Following an anti-slavery speech by Vermont representative William Slade, the U.S. House of Representatives overwhelmingly renewed and expanded a rule that prohibited any future discussion about the abolition of slavery in the House. The so-called “Gag Rule”—initially passed in 1836—remained in effect until 1844, preventing the topic of abolition from even being discussed for almost a decade.
The debate over slavery had divided the House, but the Constitutional provision that counted enslaved people as “three-fifths” of a person for the purposes of determining Congressional representation gave Southern representatives the majority they needed to completely shut down any debate on the subject. In December of 1835, South Carolina representative James Hammond proposed the initial Gag Rule that required, under the pretext of maintaining order in the House, that petitions or discussions about slavery should be immediately tabled without consideration or discussion.

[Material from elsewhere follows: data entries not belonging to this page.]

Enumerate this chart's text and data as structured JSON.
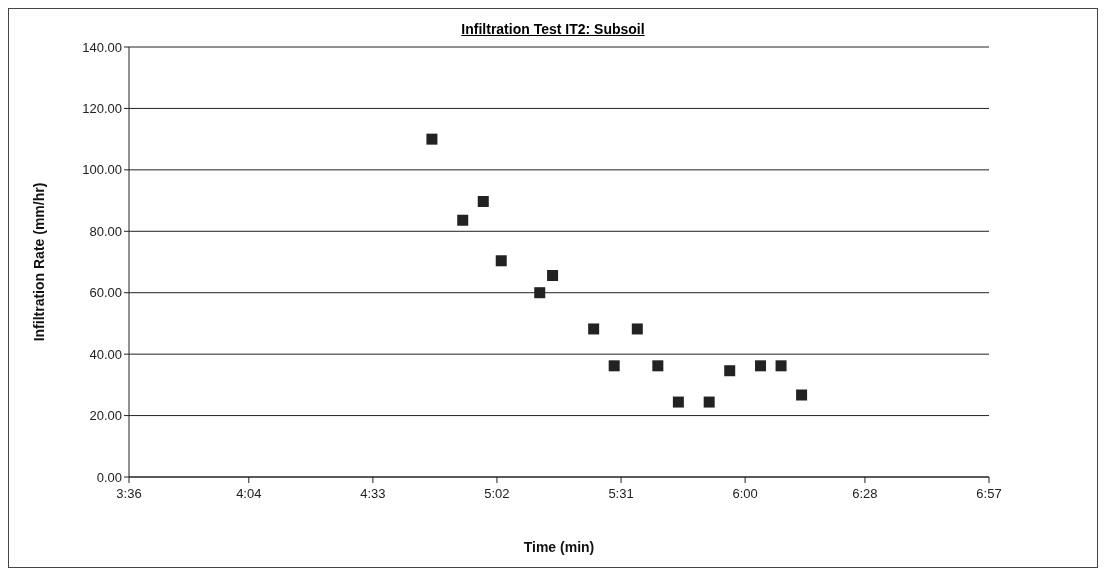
{
  "chart_data": {
    "type": "scatter",
    "title": "Infiltration Test IT2: Subsoil",
    "xlabel": "Time (min)",
    "ylabel": "Infiltration Rate (mm/hr)",
    "x": [
      4.78,
      4.9,
      4.98,
      5.05,
      5.2,
      5.25,
      5.41,
      5.49,
      5.58,
      5.66,
      5.74,
      5.86,
      5.94,
      6.06,
      6.14,
      6.22
    ],
    "series": [
      {
        "color": "#222222",
        "values": [
          110,
          83.6,
          89.7,
          70.4,
          60,
          65.6,
          48.2,
          36.2,
          48.2,
          36.2,
          24.4,
          24.4,
          34.6,
          36.2,
          36.2,
          26.7
        ]
      }
    ],
    "xlim": [
      3.6,
      6.95
    ],
    "xticks": [
      {
        "value": 3.6,
        "label": "3:36"
      },
      {
        "value": 4.0667,
        "label": "4:04"
      },
      {
        "value": 4.55,
        "label": "4:33"
      },
      {
        "value": 5.0333,
        "label": "5:02"
      },
      {
        "value": 5.5167,
        "label": "5:31"
      },
      {
        "value": 6.0,
        "label": "6:00"
      },
      {
        "value": 6.4667,
        "label": "6:28"
      },
      {
        "value": 6.95,
        "label": "6:57"
      }
    ],
    "ylim": [
      0,
      140
    ],
    "yticks": [
      {
        "value": 0,
        "label": "0.00"
      },
      {
        "value": 20,
        "label": "20.00"
      },
      {
        "value": 40,
        "label": "40.00"
      },
      {
        "value": 60,
        "label": "60.00"
      },
      {
        "value": 80,
        "label": "80.00"
      },
      {
        "value": 100,
        "label": "100.00"
      },
      {
        "value": 120,
        "label": "120.00"
      },
      {
        "value": 140,
        "label": "140.00"
      }
    ],
    "grid": "y",
    "marker": "square",
    "legend": false
  }
}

The rule, which effectively silenced any representatives who opposed slavery, was instituted in May of the following year under James K. Polk, who was speaker of the House at the time and would later become U.S. President.
This laid the foundation for Virginia representative John Mercer Patton, who responded to William Slade’s anti-slavery speech in 1837 by renewing the Gag Rule. His resolution declared that “all petitions, memorials, and papers, touching the abolition of slavery, or the buying, selling, or transferring of slaves, in any State, District, or Territory, of the United States, be laid on the table, without being debated, printed, read, or referred, and that no further action whatever shall be had thereon.”
The 1837 Gag Rule was a more extreme version of the 1836 version, applying not just to current U.S. states but also to U.S. territories, which were administered by the federal government. It allowed the House to ignore without discussion the tens of thousands of petitions sent by citizens calling on the chamber to forbid the expansion of slavery into these territories.
The extraordinary act of barring all discussion of a central moral and political issue that was shaping the nation created untold challenges and is part of a legacy of avoidance and silence about racial injustice in America.